The Lipid Kinase Phosphatidylinositol-4 Kinase III Alpha Regulates the Phosphorylation Status of Hepatitis C Virus NS5A

The lipid kinase phosphatidylinositol 4-kinase III alpha (PI4KIII alpha) is an essential host factor of hepatitis C virus (HCV) replication. PI4KIII alpha catalyzes the synthesis of phosphatidylinositol 4-phosphate (PI4P) accumulating in HCV replicating cells due to enzyme activation resulting from its interaction with nonstructural protein 5A (NS5A). This study describes the interaction between PI4KIII alpha and NS5A and its mechanistic role in viral RNA replication. We mapped the NS5A sequence involved in PI4KIII alpha interaction to the carboxyterminal end of domain 1 and identified a highly conserved PI4KIII alpha functional interaction site (PFIS) encompassing seven amino acids, which are essential for viral RNA replication.

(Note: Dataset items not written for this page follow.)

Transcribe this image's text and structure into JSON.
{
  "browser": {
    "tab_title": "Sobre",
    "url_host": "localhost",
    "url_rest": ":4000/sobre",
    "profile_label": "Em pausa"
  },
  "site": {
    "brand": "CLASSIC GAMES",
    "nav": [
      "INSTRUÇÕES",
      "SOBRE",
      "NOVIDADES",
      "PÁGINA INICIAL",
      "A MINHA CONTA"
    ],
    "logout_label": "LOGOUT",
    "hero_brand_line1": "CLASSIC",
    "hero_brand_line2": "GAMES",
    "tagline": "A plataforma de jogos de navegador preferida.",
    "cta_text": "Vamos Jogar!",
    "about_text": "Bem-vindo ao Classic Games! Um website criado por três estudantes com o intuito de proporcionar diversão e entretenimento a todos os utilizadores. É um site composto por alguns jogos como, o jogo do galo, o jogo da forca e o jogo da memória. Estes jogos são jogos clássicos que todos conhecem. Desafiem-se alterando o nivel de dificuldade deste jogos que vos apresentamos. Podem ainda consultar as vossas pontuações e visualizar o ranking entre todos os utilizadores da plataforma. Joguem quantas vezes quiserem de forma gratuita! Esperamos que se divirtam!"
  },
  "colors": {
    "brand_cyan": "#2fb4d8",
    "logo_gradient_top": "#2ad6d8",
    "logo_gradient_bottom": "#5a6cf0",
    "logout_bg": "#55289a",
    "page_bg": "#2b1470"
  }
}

Mutations within this region were also impaired in NS5A-PI4KIII alpha binding, reduced PI4P levels and altered the morphology of viral replication sites, reminiscent to the phenotype observed by silencing of PI4KIII alpha. Interestingly, abrogation of RNA replication caused by mutations in the PFIS correlated with increased levels of hyperphosphorylated NS5A (p58), indicating that PI4KIII alpha affects the phosphorylation status of NS5A. RNAi-mediated knockdown of PI4KIII alpha or pharmacological ablation of kinase activity led to a relative increase of p58. In contrast, overexpression of enzymatically active PI4KIII alpha increased relative abundance of basally phosphorylated NS5A (p56). PI4KIII alpha therefore regulates the phosphorylation status of NS5A and viral RNA replication by favoring p56 or repressing p58 synthesis. Replication deficiencies of PFIS mutants in NS5A could not be rescued by increasing PI4P levels, but by supplying functional NS5A, supporting an essential role of PI4KIII alpha in HCV replication regulating NS5A phosphorylation, thereby modulating the morphology of viral replication sites. In conclusion, we demonstrate that PI4KIII alpha activity affects the NS5A phosphorylation status. Our results highlight the importance of PI4KIII alpha in the morphogenesis of viral replication sites and its regulation by facilitating p56 synthesis.